I also put good effort into making sure that the code and the documentation are solid. For one, I added tests for each configuration function that run on each icon. I didn't go full property-based testing like I did on elm-knobs, since I'm only basically just checking that each function did modify the SVG in the place it's supposed to.

I also used a great elm-review rule: lue-bird/elm-review-documentation-code-snippet. What I use it for is a basic sanity check of all code snippets in the docs. If you take a look at my package docs, you'll see that all example code ends with a comment like: --: SimpleIcons.Icon. This instructs the elm-review rule to check that the preceding bit of code resolves to the stated type. And while checking the type is cool, I'm already happy enough that it will attempt to compile the code at all, as that would be the first likely problem to occur if the API changed and the examples were to get outdated.
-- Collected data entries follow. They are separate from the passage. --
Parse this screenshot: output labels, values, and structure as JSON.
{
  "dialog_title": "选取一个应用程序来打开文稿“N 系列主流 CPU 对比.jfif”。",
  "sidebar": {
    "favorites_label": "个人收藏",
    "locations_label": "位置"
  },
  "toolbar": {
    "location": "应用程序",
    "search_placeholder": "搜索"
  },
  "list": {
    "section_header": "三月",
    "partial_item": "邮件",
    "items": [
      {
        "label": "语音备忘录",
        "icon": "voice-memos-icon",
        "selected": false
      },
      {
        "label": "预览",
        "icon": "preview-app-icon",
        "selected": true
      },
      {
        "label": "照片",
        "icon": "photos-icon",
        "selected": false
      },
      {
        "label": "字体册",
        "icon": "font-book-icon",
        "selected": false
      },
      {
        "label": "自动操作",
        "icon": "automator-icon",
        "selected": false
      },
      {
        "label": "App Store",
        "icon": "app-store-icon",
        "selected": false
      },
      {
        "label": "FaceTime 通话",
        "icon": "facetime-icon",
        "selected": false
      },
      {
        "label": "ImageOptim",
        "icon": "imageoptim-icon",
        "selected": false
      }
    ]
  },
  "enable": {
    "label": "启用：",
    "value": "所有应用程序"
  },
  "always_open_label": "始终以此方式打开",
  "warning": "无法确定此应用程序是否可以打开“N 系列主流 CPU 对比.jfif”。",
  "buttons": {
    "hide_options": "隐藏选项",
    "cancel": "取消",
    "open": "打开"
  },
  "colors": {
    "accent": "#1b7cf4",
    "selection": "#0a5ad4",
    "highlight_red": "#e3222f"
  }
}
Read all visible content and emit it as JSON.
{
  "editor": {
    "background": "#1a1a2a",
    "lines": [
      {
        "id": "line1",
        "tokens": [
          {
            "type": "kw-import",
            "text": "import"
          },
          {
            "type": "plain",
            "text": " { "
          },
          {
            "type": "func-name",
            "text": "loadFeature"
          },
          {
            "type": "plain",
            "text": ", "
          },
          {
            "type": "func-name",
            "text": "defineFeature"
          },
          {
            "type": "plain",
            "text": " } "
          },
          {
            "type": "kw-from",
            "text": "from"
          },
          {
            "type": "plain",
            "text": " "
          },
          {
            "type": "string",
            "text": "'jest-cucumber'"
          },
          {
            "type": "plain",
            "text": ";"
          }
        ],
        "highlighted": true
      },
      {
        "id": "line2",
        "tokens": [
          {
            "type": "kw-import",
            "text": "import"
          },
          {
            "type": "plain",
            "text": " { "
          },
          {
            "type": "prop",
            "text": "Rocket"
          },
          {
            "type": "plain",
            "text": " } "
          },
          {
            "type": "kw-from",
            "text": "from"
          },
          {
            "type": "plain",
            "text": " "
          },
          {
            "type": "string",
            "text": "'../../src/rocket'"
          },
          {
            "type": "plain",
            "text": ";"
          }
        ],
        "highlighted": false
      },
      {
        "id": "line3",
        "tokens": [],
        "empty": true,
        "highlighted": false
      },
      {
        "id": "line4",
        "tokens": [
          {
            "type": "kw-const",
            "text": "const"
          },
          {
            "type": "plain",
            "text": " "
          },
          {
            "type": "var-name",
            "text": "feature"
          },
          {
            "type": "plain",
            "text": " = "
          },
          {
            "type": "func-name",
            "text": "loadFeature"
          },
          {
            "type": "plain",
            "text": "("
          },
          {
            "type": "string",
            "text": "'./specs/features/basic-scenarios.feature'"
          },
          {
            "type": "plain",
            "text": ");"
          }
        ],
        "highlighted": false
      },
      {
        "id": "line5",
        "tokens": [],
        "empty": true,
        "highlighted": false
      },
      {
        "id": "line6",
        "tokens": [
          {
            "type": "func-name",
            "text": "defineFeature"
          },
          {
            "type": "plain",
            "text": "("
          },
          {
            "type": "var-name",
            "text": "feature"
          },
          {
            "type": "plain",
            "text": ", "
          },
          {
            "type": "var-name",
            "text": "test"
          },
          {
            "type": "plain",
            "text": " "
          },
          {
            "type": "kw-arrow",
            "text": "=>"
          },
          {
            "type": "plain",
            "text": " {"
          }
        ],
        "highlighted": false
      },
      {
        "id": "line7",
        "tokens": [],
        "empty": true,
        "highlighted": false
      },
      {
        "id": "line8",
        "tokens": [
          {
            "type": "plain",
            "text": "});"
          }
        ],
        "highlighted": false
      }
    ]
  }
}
One little trick I learned from Dillon Kearn's Idiomatic Elm Package Guide, and which I put into practice in this package, is that I can use elm make --docs=file.json to confirm that the package documentation satisfies the Elm package repository requirements early. What it does is attempt to generate a JSON file that contains all the package documentation, but it will fail if there's missing docs for exported members, if something's incorrectly formatted, etc. So that line is one of the commands that my check task runs, in addition to attempting compilation, running tests, and running elm-review.

This was the second Elm package I release. I think I'm getting the hang of it. Hopefully it'll be helpful to someone other than me, eventually!